Human Greed: World Fair
Omnempathy

It's interesting that in writing about World Fair, his fifth recording under the Human Greed name (seven if two non-ensemble pieces are counted), Michael Begg states that though the album finds him attempting “to up my game with regards to formal musical theory and composition,” he also confesses, “I don't know how to begin marking out its foundations for you.” It's not that he's confused about the project or unclear about its intentions so much as that its wide-ranging content doesn't lend itself to easy dissemination. Topics such as entropy, science, faith, mortality, and “the second law of thermodynamics, the singularity and heat death of the observable universe” compose the allusive narrative structure, while the music itself supports the thematic material by partially rooting its songcraft in the 16th century. If a visual image were to be chosen to represent World Fair, it would be that of the early alchemist testing out various chemical potions in a candle-lit lab.

Begg and Deryk Thomas are credited as Human Greed's members, but the album is hardly a two-person production. A great many guests appear, among them Colin Potter (Nurse With Wound) and Pietro Riperbelli, the latter of whom provided field recordings of cathedral interiors. Intensely dramatic and slow-moving, the sixty-seven-minute album plays like a wide-ranging song-cycle that alternates between brooding instrumental passages, spoken word episodes, and vocal settings. One piece bleeds into the next, strengthening the tapestry-like character of the presentation. The sequencing of the material is something Begg and Thomas carefully considered, as evidenced by the natural segue that occurs when the hymnal “Entropy Suite” flows so seamlessly into the haunting cover of “Black is the Colour.”

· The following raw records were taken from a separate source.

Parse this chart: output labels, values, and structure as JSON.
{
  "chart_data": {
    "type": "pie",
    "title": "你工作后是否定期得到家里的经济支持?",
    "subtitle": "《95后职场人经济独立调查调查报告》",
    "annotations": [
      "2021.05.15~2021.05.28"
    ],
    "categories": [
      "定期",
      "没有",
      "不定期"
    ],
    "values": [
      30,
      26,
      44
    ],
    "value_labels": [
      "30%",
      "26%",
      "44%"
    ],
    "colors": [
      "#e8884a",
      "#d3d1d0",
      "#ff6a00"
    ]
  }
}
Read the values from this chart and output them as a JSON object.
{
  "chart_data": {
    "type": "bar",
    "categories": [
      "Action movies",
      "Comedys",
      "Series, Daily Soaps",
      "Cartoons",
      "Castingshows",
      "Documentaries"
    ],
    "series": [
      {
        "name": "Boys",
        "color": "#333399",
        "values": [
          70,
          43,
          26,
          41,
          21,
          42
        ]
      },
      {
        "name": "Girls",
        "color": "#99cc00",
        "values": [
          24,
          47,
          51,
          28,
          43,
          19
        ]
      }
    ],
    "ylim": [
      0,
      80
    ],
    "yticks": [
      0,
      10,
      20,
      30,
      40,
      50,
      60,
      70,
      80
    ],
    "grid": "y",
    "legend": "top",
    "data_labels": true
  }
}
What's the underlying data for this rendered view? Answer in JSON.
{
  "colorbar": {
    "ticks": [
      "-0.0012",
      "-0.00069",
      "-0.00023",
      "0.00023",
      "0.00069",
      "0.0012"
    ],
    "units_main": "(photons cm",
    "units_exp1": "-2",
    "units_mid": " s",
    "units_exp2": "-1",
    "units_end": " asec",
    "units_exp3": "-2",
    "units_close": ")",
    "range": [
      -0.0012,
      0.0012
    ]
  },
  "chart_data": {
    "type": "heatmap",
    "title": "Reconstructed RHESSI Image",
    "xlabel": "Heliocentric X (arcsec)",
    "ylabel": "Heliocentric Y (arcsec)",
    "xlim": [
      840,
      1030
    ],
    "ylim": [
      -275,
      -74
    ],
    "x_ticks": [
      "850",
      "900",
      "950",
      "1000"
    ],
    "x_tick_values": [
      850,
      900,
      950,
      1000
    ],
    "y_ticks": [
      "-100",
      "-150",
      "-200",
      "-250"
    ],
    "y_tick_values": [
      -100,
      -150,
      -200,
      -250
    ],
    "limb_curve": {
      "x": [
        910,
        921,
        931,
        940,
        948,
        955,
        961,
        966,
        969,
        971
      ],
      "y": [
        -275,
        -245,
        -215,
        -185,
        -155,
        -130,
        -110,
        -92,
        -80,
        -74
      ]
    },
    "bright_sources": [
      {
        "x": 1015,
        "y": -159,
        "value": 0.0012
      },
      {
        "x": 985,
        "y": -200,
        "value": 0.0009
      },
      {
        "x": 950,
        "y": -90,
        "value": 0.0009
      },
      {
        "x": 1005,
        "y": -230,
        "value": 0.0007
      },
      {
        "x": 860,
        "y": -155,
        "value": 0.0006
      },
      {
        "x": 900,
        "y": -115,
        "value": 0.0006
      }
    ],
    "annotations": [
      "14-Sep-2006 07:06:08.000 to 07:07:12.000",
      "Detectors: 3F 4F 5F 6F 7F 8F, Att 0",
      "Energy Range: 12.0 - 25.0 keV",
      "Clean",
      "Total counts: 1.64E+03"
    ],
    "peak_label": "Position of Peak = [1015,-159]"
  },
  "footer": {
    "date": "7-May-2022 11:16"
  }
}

“Invocation” sets the scene with three minutes of enigmatic, low-key atmospherics, after which the bleak, strings-heavy title track appears, perpetuating the cryptic spirit of the opener. Without deviating from the subdued tone, “Waiting in a Car” presents Nicole M. Boitos intoning “I believe in heat death, I believe in counting stars,” among other portentous lines. Settings of equally symphonic scope follow, and strings (courtesy of cellist Alistair Mackenzie and violinist Duncan Mackenzie) and voices (Sophie Bancroft, Chris Connelly, and Sukie Smith in addition to Boitos) figure prominently. Mention must be made of “Chrysler,” an eight-minute meditation co-written by Steven R. Smith (Ulaan Khol, Hala Strana) that features his spike fiddle and guitar playing, as well as the haunting vocal setting “Heat Death.”

World Fair is a strong and provocative album, one assembled with obvious care by its creators and kaleidoscopically rich in sonic colour. It's especially notable for the deftness with which it blends centuries-old songcraft with modern electronic production treatments and sounds. Missteps are rare, though a couple of sour vocal notes mar an otherwise fine rendering of “Black is the Colour.” To the credit of its creators, Human Greed's presentation is refreshingly free of the heavyhandedness that might have weighed the project down in another's hands, even if it's impossible to deny the omnipresent undertow of its content.